Eli Cohen (1924–1965), one of Israel’s most celebrated spies, infiltrated the top ranks of Syria’s political and military establishment under the false identity of Kamel Amin Thaabet. From within Damascus, he transmitted critical intelligence about Syrian military deployments, including defensive networks overlooking the Golan Heights. In 1965, his cover was exposed, and he was captured and executed by hanging in the Syrian capital.
In May, Syria transferred several of Cohen’s personal effects back to Israel—a gesture that, according to a Reuters report, was seen as a deliberate move to show goodwill toward US President Donald Trump and to lay the groundwork for potential diplomatic engagement with Israel.

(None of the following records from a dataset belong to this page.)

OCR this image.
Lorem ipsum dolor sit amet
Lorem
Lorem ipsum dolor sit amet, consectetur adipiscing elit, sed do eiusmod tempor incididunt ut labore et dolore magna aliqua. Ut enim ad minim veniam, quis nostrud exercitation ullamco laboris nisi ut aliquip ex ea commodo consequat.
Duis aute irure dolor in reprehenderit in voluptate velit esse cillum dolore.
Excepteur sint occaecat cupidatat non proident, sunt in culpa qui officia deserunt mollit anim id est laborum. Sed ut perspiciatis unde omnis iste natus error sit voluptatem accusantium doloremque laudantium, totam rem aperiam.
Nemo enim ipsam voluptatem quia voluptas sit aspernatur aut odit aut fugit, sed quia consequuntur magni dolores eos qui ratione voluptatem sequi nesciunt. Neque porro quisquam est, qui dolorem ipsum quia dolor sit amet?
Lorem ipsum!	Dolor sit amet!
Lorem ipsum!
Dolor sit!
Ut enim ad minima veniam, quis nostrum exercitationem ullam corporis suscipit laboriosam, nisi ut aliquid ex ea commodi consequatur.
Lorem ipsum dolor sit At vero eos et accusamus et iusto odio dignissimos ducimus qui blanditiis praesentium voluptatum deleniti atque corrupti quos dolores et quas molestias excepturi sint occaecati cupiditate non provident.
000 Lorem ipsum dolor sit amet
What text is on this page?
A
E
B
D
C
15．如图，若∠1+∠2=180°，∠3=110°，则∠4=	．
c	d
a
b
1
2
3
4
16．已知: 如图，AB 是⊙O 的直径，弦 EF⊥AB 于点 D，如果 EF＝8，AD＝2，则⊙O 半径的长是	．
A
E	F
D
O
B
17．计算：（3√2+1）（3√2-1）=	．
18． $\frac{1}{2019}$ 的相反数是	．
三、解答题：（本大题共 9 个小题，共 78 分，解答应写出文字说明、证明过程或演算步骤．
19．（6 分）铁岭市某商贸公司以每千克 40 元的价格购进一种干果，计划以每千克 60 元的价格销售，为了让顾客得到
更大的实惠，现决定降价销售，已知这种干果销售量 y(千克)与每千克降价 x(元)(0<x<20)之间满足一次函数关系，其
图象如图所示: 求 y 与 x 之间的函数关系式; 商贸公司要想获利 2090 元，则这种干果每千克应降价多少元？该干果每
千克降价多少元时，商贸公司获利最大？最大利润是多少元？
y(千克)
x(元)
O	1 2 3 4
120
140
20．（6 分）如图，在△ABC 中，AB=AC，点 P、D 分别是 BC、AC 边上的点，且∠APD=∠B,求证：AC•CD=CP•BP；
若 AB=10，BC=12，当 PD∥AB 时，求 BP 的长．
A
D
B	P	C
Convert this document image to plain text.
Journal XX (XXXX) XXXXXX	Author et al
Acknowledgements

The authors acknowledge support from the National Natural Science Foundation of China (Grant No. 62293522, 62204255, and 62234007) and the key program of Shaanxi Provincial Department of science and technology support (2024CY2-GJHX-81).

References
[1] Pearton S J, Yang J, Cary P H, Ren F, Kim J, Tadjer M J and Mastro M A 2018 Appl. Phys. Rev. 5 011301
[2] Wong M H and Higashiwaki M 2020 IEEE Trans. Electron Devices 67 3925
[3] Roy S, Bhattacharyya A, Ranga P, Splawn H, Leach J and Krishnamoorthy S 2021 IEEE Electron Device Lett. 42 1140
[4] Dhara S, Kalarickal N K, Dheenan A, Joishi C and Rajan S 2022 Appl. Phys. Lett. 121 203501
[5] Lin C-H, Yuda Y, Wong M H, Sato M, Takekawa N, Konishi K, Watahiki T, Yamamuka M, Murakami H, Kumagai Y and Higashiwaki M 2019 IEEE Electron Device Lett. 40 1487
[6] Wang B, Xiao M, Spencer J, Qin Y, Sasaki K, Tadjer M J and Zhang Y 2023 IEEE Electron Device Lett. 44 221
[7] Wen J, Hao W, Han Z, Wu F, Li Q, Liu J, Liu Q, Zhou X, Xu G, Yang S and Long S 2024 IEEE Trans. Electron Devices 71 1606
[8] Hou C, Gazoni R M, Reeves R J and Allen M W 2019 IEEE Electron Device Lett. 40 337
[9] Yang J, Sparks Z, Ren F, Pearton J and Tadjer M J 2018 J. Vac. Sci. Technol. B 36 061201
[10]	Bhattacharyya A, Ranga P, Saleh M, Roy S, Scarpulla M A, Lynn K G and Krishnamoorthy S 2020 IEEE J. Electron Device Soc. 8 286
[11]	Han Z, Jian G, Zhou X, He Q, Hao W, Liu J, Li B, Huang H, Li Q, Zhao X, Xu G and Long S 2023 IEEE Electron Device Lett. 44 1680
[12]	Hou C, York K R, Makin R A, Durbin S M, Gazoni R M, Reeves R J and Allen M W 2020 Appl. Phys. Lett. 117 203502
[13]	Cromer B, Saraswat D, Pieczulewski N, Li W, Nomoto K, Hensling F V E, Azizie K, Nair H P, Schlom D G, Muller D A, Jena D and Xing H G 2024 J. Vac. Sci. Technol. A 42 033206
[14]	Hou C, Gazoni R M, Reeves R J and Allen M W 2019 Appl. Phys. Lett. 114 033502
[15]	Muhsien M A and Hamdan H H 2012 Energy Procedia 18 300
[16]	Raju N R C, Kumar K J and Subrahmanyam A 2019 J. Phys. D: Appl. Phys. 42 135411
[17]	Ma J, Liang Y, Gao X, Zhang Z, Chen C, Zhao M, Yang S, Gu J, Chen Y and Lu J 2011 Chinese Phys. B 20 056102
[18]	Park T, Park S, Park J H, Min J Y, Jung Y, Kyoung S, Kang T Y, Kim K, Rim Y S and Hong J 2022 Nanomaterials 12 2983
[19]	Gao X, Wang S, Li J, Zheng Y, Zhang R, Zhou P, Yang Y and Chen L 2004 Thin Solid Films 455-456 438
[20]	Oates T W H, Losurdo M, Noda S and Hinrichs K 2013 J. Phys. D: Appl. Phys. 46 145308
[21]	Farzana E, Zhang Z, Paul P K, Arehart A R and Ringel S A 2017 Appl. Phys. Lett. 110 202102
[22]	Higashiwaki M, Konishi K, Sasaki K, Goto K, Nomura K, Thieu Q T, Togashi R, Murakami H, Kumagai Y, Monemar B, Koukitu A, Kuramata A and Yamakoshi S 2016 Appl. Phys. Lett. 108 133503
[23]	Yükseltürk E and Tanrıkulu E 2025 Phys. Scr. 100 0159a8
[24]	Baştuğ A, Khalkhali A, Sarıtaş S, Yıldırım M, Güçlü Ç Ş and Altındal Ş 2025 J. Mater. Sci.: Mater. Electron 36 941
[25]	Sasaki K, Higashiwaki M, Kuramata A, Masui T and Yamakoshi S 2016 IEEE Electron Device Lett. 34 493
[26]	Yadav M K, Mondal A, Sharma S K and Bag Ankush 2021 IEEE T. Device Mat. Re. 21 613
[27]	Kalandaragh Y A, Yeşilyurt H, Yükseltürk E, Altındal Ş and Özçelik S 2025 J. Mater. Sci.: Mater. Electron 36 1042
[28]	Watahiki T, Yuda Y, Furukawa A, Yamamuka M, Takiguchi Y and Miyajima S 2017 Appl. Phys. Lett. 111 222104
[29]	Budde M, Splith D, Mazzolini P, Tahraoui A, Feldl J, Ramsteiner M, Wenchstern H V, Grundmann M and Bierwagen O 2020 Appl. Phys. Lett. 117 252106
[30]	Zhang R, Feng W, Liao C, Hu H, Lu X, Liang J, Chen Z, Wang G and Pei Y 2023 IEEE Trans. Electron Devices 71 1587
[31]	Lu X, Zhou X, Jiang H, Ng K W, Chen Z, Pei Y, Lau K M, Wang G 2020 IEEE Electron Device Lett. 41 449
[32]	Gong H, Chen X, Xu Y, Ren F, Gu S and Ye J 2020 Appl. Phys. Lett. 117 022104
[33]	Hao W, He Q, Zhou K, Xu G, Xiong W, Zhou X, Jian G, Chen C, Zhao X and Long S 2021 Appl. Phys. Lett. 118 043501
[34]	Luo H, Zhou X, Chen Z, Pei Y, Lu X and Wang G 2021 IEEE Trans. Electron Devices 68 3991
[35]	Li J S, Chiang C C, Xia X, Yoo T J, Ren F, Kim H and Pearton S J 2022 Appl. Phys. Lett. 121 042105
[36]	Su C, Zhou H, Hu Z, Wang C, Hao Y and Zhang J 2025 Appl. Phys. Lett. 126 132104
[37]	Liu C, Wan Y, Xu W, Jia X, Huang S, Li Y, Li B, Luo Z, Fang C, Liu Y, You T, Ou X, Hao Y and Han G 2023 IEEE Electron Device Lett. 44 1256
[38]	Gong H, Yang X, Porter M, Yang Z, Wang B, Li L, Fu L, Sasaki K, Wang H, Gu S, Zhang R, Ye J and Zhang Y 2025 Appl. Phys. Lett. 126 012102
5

In a separate but related operation, the Mossad and Israel’s Strategic Intelligence Service succeeded in retrieving the official Syrian intelligence archive documenting Cohen’s espionage work.
The covert mission, carried out around the 60th anniversary of Cohen’s execution, is regarded as one of Israel’s most delicate and complex intelligence undertakings in recent years. The recovered materials had been safeguarded by Syrian security agencies for decades, hidden away from public knowledge.
Among the recovered possessions was Cohen’s handwritten will, composed just hours before his execution, along with personal items confiscated from his home after his arrest.
The archive consisted of approximately 2,500 pieces—documents, audio recordings, photographs, correspondence, and journals—many of which were made public for the first time. Collectively, they provide an extensive chronicle of Cohen’s intelligence-gathering activities and his subsequent interrogation by Syrian authorities.